72,000 subscribers off of 10 videos... What?... It shows how starved we are for concise geometry content, explained in an intuitive visual way, without cutting corners on the math. Brilliant!! This is a great public service. Much appreciated 👍
Love it! Thank you! ^.^
The king of rolling is back
Perfect
Love your work
Amazing video! Subscribed!
Video of the year
I was very confused for most of this video but now I feel like I understand it a bit
Really amazing ! 👍
No, thank YOU for making such fascinating videos about an interesting topic. Videos like these simultaneously both satisfy and fuel my hunger for math. Honestly, math is a big part of why I'm studying in university. I've been told by employers and colleagues alike that formal papers aren't a necessity to succeed in the programming biz (although I do prefer having the safety net), but I could not live without muh math. TH-cam math explainers highlight exactly the reason why I love this stuff.
Waiting for it
Nice concept.
There is one issue here, specifically with the fractal ones, and more-properly, any shapes that seem to go beyond 180 degrees while touching the road.

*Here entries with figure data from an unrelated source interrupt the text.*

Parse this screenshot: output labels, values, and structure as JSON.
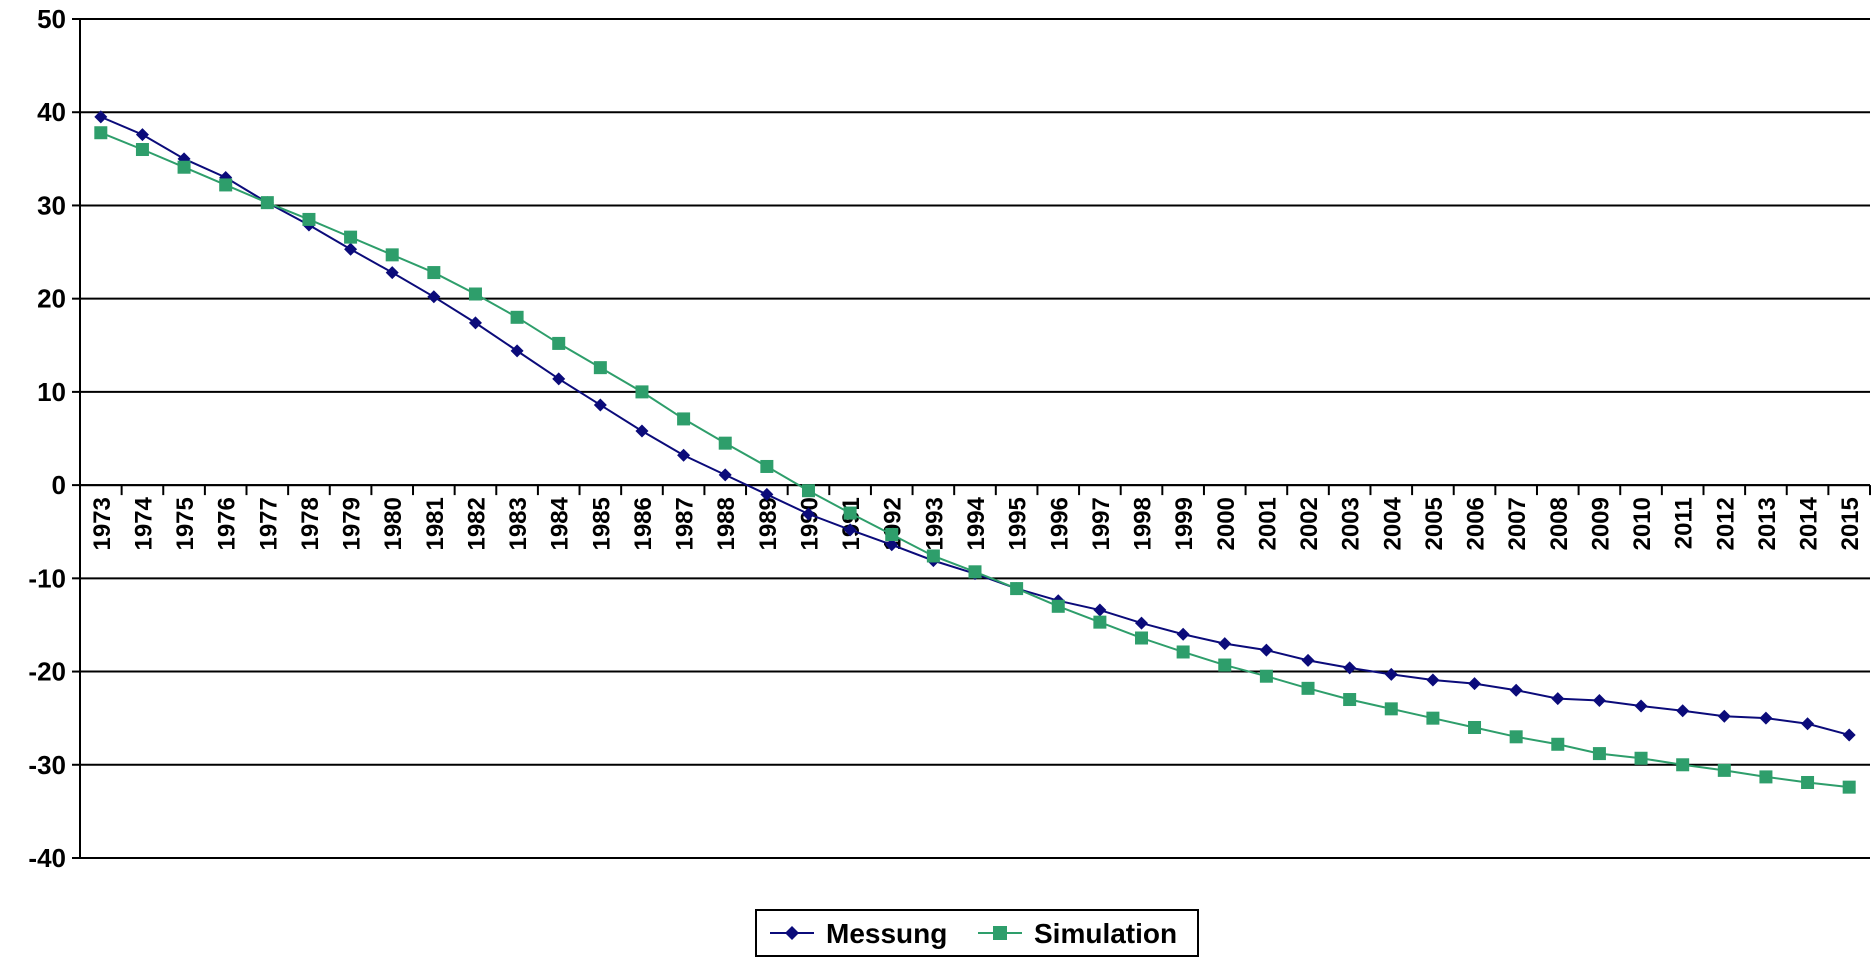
{
  "chart_data": {
    "type": "line",
    "title": "",
    "xlabel": "",
    "ylabel": "",
    "ylim": [
      -40,
      50
    ],
    "ytick_step": 10,
    "grid": "horizontal",
    "legend_position": "bottom-center",
    "categories": [
      "1973",
      "1974",
      "1975",
      "1976",
      "1977",
      "1978",
      "1979",
      "1980",
      "1981",
      "1982",
      "1983",
      "1984",
      "1985",
      "1986",
      "1987",
      "1988",
      "1989",
      "1990",
      "1991",
      "1992",
      "1993",
      "1994",
      "1995",
      "1996",
      "1997",
      "1998",
      "1999",
      "2000",
      "2001",
      "2002",
      "2003",
      "2004",
      "2005",
      "2006",
      "2007",
      "2008",
      "2009",
      "2010",
      "2011",
      "2012",
      "2013",
      "2014",
      "2015"
    ],
    "series": [
      {
        "name": "Messung",
        "color": "#0b0b7a",
        "marker": "diamond",
        "values": [
          39.5,
          37.6,
          35.0,
          33.0,
          30.3,
          27.9,
          25.3,
          22.8,
          20.2,
          17.4,
          14.4,
          11.4,
          8.6,
          5.8,
          3.2,
          1.1,
          -1.0,
          -3.1,
          -4.8,
          -6.4,
          -8.1,
          -9.5,
          -11.1,
          -12.4,
          -13.4,
          -14.8,
          -16.0,
          -17.0,
          -17.7,
          -18.8,
          -19.6,
          -20.3,
          -20.9,
          -21.3,
          -22.0,
          -22.9,
          -23.1,
          -23.7,
          -24.2,
          -24.8,
          -25.0,
          -25.6,
          -26.8
        ]
      },
      {
        "name": "Simulation",
        "color": "#2e9e6b",
        "marker": "square",
        "values": [
          37.8,
          36.0,
          34.1,
          32.2,
          30.3,
          28.5,
          26.6,
          24.7,
          22.8,
          20.5,
          18.0,
          15.2,
          12.6,
          10.0,
          7.1,
          4.5,
          2.0,
          -0.6,
          -3.0,
          -5.3,
          -7.6,
          -9.3,
          -11.1,
          -13.0,
          -14.7,
          -16.4,
          -17.9,
          -19.3,
          -20.5,
          -21.8,
          -23.0,
          -24.0,
          -25.0,
          -26.0,
          -27.0,
          -27.8,
          -28.8,
          -29.3,
          -30.0,
          -30.6,
          -31.3,
          -31.9,
          -32.4
        ]
      }
    ]
  }
}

The issue is that when your wheel rolls along it must naturally phase through the road in order for parts that were touching to no longer. If you look carefully at the trailing and leading edges of the fractal you can see this happen, although its quite small.
I think this is just an inate issue with the kind of shapes, again, ones in which the curve goes beyond 180 at any time, not by ANY means an issue with you math.
All in all this is absolutly spectacular
Well done.
That last animation was my favorite of them all.
Now I can build cams to move my scanner inghts in my light shows. Special movements so nice.